2016/01/21 18:42:31 [crit] 20706#0: ngx_slab_alloc() failed: no memory
2016/01/21 18:42:31 [alert] 20706#0: ngx_slab_free(): pointer to wrong chunk
2016/01/21 18:42:31 [error] 20706#0: *51819 push stream module: unable to allocate message in shared memory, client: 10.83.10.24, server: , request: "POST /push/pub?id=c4c2118ad5
4397f271b000000u4c21187154397f270a000001 HTTP/1.1", host: "host.com"
2016/01/23 00:15:50 [crit] 20707#0: ngx_slab_alloc() failed: no memory
2016/01/23 00:15:50 [alert] 20707#0: ngx_slab_free(): outside of pool
2016/01/23 00:15:50 [alert] 20707#0: ngx_slab_free(): pointer to wrong chunk
2016/01/23 00:15:50 [alert] 20707#0: ngx_slab_free(): pointer to wrong page
2016/01/23 00:15:50 [error] 20707#0: *91021 push stream module: unable to allocate message in shared memory, client: 10.30.9.176, server: , request: "POST /push/pub?id=c4c2118ad54397f271b000000u4c21187154397f270a000001 HTTP/1.1", host: "host.com"
2016/01/27 13:46:04 [crit] 20706#0: ngx_slab_alloc() failed: no memory
2016/01/27 13:46:04 [error] 20706#0: *200800 push stream module: unable to allocate message in shared memory, client: 10.204.142.145, server: , request: "POST /push/pub?id=c4c65bc2106d795162e000038u4c65bc2106d795162e000036 HTTP/1.1", host: "host.com"
2016/01/27 13:46:04 [error] 20706#0: *200801 push stream module: unable to allocate message in shared memory, client: 10.204.142.145, server: , request: "POST /push/pub?id=c4c65bc2106d795162e000038u4c65bc2106d795162e000036 HTTP/1.1", host: "host.com"
2016/01/27 13:47:32 [alert] 20707#0: ngx_slab_free(): page is already free

That's happening on baa1e9a.

I would be happy to track it down.
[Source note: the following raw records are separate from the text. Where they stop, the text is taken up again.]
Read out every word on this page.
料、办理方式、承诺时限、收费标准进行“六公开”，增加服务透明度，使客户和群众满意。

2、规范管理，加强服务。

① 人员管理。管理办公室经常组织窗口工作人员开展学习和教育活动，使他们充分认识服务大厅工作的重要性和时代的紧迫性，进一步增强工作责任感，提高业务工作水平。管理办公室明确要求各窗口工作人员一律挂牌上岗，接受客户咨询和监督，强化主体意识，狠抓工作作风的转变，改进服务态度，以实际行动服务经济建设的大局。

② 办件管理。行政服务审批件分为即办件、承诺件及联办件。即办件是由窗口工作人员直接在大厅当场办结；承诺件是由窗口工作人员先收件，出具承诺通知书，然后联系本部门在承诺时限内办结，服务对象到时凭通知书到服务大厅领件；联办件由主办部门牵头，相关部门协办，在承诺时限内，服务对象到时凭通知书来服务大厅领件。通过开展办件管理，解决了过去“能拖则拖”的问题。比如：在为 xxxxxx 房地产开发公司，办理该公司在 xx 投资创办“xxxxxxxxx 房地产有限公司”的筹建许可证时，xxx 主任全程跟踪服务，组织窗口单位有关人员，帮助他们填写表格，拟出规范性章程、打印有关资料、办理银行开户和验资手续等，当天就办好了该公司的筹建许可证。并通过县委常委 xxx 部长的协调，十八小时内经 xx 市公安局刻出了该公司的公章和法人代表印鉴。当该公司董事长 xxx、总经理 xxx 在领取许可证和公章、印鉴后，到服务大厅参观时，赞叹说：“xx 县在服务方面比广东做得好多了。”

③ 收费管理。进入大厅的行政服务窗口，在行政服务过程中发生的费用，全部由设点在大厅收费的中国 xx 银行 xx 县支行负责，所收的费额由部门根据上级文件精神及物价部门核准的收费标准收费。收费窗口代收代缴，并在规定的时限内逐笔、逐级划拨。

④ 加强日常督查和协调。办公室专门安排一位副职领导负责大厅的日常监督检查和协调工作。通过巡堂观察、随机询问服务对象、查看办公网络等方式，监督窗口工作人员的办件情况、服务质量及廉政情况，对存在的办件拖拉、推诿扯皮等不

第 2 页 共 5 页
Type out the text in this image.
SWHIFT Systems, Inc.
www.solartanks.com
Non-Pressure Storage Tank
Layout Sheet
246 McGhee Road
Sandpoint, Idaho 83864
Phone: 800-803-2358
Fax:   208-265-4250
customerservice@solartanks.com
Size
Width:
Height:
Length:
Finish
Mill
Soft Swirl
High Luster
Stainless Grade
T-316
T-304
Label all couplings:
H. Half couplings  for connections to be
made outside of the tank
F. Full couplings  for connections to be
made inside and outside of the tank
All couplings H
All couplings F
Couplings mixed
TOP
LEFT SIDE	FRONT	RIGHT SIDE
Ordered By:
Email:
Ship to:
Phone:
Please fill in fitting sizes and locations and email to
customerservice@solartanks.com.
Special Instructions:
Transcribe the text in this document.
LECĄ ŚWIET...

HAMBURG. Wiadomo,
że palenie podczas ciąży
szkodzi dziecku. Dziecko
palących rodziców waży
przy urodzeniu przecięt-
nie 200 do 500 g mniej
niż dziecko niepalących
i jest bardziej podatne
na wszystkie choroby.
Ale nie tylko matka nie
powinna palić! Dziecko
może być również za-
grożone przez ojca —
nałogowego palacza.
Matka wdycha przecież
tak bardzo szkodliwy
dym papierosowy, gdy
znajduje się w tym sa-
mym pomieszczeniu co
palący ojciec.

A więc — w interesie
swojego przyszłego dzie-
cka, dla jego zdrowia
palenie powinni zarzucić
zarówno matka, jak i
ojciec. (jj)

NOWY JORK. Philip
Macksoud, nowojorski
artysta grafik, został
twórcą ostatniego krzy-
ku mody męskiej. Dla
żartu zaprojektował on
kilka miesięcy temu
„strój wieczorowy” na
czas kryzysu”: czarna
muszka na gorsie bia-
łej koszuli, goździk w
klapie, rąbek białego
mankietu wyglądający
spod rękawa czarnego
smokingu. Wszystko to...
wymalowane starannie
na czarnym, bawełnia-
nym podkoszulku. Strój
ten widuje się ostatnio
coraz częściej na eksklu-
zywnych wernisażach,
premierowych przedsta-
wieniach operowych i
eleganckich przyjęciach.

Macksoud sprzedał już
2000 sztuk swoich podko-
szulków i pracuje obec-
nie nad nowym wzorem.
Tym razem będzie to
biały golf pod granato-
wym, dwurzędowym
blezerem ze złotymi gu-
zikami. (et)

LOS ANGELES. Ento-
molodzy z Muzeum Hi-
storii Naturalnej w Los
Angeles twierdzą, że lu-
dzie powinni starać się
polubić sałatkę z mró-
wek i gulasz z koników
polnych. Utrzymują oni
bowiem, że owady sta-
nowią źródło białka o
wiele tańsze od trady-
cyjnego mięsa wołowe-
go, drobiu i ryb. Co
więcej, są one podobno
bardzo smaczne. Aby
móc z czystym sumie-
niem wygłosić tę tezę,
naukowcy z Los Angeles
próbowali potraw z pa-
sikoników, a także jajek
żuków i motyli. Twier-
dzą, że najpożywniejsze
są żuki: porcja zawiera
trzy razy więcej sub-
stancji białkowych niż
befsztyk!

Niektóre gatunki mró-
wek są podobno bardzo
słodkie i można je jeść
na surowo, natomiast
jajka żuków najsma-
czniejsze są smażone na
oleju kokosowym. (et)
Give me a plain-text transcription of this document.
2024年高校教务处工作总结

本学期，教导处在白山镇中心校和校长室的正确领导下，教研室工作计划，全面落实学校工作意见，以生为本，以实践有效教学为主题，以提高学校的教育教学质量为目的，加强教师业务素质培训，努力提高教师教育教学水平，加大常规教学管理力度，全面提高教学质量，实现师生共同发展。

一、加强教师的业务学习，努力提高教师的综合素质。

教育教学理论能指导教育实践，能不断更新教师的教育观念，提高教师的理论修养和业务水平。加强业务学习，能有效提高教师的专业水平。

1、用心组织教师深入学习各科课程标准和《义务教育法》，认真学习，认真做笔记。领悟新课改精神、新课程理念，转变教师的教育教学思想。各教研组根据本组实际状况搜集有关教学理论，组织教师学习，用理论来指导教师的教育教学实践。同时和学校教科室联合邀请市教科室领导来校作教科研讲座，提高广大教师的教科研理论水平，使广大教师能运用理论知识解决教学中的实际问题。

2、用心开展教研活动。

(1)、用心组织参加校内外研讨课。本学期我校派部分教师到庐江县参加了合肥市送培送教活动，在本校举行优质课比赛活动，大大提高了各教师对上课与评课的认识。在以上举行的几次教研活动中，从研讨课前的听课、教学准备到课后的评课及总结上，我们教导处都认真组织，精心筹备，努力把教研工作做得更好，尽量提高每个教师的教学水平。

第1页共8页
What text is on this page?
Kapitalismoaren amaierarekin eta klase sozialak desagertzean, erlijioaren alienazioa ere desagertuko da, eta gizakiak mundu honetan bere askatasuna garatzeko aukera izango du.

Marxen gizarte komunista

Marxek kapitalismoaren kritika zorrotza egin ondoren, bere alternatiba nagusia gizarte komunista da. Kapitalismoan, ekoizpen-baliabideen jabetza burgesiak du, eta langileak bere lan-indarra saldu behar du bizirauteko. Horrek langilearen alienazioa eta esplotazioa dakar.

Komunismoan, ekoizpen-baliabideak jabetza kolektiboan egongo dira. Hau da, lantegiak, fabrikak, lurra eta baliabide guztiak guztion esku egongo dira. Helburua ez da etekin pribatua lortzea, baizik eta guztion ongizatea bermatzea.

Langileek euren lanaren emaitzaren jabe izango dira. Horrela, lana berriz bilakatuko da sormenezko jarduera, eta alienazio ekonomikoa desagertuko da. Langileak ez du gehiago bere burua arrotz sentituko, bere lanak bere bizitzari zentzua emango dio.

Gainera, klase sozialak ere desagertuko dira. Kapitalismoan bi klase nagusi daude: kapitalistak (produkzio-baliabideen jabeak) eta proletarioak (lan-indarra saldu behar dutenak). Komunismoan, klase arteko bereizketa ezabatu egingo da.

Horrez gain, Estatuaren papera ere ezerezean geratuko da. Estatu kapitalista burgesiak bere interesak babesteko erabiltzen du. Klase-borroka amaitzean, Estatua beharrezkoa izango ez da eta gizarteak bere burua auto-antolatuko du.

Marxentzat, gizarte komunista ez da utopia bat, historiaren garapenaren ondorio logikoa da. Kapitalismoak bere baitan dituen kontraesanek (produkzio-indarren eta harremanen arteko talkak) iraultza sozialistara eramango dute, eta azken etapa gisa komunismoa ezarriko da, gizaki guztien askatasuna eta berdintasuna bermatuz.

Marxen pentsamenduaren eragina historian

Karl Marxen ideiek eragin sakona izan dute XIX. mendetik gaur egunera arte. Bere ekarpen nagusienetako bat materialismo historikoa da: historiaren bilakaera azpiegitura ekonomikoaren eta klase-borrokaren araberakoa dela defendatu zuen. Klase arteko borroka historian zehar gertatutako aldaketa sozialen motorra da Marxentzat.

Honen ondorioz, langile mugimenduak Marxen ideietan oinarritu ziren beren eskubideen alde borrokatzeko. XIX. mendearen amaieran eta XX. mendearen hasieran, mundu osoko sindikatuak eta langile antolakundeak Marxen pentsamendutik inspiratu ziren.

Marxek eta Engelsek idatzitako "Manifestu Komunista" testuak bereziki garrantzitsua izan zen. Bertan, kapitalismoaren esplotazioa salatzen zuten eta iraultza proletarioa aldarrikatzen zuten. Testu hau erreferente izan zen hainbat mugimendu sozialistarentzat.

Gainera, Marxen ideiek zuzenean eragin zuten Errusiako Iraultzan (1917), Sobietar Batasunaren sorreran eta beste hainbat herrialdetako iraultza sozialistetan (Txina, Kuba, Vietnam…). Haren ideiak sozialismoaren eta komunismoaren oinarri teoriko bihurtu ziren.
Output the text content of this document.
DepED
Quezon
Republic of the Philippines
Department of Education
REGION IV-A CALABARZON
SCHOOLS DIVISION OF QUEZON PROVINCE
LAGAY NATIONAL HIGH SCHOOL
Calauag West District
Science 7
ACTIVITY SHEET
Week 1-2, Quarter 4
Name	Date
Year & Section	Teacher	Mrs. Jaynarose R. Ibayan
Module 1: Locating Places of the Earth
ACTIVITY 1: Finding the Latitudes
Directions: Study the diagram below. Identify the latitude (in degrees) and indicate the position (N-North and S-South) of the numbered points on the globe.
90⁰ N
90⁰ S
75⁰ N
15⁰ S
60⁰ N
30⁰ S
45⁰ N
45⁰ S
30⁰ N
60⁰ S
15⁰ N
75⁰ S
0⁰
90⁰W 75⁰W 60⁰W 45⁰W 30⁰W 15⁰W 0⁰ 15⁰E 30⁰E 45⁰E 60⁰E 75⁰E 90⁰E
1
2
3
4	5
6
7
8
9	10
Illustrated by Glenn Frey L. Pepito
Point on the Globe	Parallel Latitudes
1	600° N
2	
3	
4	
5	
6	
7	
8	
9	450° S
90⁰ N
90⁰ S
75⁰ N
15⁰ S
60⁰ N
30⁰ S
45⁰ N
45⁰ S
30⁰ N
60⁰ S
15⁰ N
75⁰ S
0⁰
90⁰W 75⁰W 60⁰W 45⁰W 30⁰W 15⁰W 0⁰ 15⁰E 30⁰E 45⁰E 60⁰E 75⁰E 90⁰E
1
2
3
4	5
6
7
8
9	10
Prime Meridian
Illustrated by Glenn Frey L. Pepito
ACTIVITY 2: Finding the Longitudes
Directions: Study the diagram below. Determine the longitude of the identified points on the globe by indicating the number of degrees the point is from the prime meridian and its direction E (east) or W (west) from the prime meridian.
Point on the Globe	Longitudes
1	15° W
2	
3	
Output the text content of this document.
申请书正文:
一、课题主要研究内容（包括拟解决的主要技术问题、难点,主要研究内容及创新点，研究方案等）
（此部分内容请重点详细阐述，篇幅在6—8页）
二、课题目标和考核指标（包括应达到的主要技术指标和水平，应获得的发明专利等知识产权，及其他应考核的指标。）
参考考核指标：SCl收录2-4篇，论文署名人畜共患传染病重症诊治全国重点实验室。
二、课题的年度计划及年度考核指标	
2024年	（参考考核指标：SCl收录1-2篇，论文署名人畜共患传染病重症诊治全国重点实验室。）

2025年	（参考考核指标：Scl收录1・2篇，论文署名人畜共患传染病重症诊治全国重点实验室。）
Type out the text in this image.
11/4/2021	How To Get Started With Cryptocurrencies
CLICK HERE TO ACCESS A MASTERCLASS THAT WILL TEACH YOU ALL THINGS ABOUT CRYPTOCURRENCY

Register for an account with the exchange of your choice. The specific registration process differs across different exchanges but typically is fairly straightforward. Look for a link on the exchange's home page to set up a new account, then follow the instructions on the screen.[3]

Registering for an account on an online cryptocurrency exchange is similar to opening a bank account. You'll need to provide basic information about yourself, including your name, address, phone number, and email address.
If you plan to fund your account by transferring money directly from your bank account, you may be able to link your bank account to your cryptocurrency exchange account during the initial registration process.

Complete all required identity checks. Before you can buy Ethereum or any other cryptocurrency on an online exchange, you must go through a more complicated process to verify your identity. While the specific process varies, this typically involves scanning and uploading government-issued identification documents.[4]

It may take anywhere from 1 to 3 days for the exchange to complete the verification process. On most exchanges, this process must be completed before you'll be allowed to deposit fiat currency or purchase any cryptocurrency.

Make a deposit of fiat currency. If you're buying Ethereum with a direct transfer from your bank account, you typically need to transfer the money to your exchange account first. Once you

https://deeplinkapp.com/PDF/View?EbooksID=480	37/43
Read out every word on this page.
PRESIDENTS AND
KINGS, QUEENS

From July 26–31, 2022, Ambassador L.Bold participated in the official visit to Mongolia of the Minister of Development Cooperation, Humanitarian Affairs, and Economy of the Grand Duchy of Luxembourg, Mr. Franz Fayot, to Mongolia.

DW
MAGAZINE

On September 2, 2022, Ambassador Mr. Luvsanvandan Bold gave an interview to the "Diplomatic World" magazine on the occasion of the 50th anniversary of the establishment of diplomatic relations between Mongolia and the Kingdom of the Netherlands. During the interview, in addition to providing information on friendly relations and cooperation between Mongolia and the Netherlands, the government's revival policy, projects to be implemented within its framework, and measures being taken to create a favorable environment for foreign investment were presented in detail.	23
We can deploy version with more verbose logging if you provide one.

wandenberg commented 8 years ago

Hi @rmihael can you test the commit 8d70918c14a8a74fcebe0f21b3a7019aff905ade ? I fixed a potencial error point during message template apply process. And added some log messages to help us investigate the problem. Which value have you set for shared message size? My guess is that it is not compatible with the publish message rate of your application. Do you have a hangout or skype user?

rmihael commented 8 years ago

Hi @wandenberg, sorry for not responding, I was away for a few days.

Today we deployed 8d70918. No errors so far and no relevant log messages. Shared memory size set to 64M. We can increase it, but out messages traffic is fairy low (peaking at 100 per 5 minutes), so I don't think that we are really hitting this limit. Payload size is small: all messages are below 40K and 90% are below 2K.

I'm mykhailo.korbakov on Skype and available for a chat during European day and evening.